Throughout the Bible, God appears to be more concerned with our hearts than with our physical appearance (1 Samuel 16:7). Since that understanding seems to be integral to God’s interactions with mankind, it is fair to conclude that our being made in His image must go beyond the physical; we are holistically made in the image of God. We are creative because He is creative; we are morally responsible because He is moral, and so on. If it is the heart which is truly important, then it cannot follow that someone who has transitioned has forfeited their status as “made in the image of God”. If it were possible to lose that status through changing our appearance, how would it be decided what level of physical change is acceptable? Would cosmetic surgery remove the image of God? Ought makeup to be outlawed in Christian communities, as it covers up the image of God? Of course not!

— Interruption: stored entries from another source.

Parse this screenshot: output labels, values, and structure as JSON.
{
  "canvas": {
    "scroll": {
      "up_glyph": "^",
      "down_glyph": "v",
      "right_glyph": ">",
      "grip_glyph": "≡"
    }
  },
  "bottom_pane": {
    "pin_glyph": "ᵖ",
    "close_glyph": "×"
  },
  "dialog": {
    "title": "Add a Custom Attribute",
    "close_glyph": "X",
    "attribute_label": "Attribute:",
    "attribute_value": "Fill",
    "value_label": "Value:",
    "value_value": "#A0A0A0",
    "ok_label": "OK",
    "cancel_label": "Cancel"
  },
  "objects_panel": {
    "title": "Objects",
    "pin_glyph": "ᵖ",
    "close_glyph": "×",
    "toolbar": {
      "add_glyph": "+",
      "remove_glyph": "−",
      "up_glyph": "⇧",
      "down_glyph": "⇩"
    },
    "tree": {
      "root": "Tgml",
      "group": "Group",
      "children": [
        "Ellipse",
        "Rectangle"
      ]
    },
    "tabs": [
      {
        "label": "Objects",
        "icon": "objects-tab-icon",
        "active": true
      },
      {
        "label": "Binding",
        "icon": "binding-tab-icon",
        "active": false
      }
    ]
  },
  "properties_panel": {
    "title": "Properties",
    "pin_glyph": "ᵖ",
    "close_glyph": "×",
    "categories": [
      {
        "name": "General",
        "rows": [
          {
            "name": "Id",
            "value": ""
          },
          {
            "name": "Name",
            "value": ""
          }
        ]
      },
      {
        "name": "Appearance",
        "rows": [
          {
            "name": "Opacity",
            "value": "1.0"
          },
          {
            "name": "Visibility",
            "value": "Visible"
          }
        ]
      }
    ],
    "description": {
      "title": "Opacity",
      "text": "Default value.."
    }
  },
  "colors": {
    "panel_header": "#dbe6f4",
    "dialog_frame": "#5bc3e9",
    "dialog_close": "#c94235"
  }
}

The Bible does not contain a clear-cut statement as to whether being transgender is a sin. What is known is God’s love for mankind, expressed most perfectly in the person of Jesus and his sacrificial death on the cross. Romans 8 states clearly that if someone is a Christian, they are being conformed to the likeness of Christ, through grace. This is true for all Christians, regardless of past or present sin, imperfection and doubt. So too is it true of transgender Christians, whether they are just beginning to examine their feelings of confused gender identity, or they have completed transition. In the former case, there is opportunity for the Holy Spirit to minister to them out of the truth of who God has made them to be. In the latter case, it is not possible to reverse a transition, so condemning that choice (whether made before or after salvation) is not helpful. What is needed is affirmation through the Holy Spirit and Christian brothers and sisters, so that the person attains a healthy perspective on their identity in Christ.
If you, like me, have been confused about how to respond to transgender people in the past, I hope this has been helpful. I have two very important pieces of advice for you:
- Transgender people are people first and foremost. Love them, as Jesus asks you to.
- Do some research of your own. Don’t just read Christian sources; find out what transgender people are writing about themselves.
If you are transgender and you’ve been hurt by Christians, either directly or through what you’ve read online, please know that God doesn’t hate you; quite the opposite! God loves you in a way nobody else can. He knows you intimately, because He made you. He sees all the amazing things about you, and He sees all the bad things about you, and He loves you. You may have been given the impression in the past that God can’t accept you because you’re trans. In reality, it’s only in God that you will find true, lasting and meaningful acceptance, so I encourage you to find out more about Him.